You can find on the internet, woodworkers that execute a single dovetail flawlessly in softwood in two minutes or less. They imply if you buy their dovetail guild, their saw, or use their methods (tails first, blue tape, cheat and use basswood,) that you can be just as fast and precise. Actually you can…after cutting enough dovetails, your eye and hand and mind will understand. The key is to have the patience with yourself to learn. Any of the tools and techniques will work, you are the problem until your not. :)
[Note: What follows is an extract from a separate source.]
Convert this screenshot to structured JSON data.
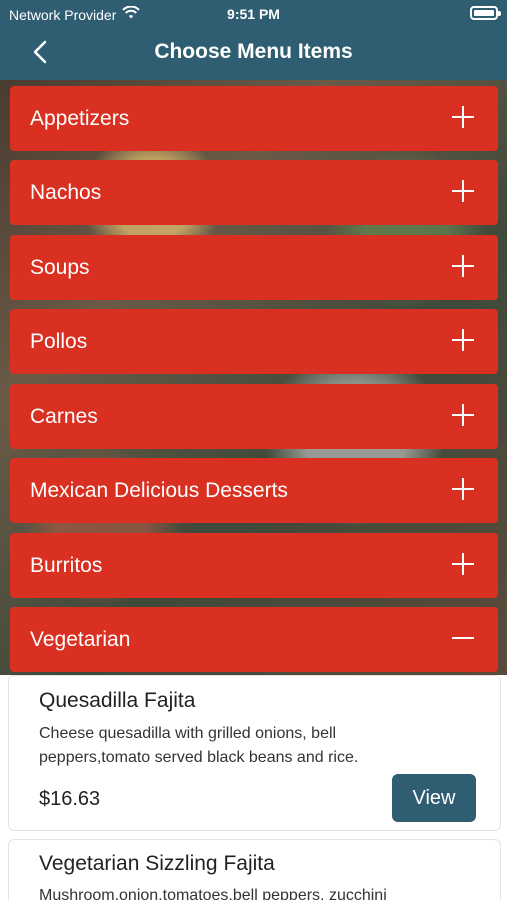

Mindfulness is the second part that is absolutely required. Do the saw cuts one stroke too far and they show. Pare waste below the baseline and it will show. The challenge is staying in the moment to allow the precision required of a beautifully executed joint. Perfectly worked dovetails in photos are done by woodworkers that have mastered the moment.

The last thought I’d leave with you is this. Woodworking forces us to be patient and be mindful, to stay in the present. To do the work well does not allow us to worry about tomorrow or what someone said yesterday. We can concentrate on making something beautiful and in doing encounter the peacefulness that is so fleeting in our lives.

The little box above is in mesquite and has a touch of turquoise inlay to complement and add color. Its purpose was to serve as a funeral urn and was executed with intent, and mindfulness for someone that I knew. Patience and mindfulness are blessings returned to me in this work.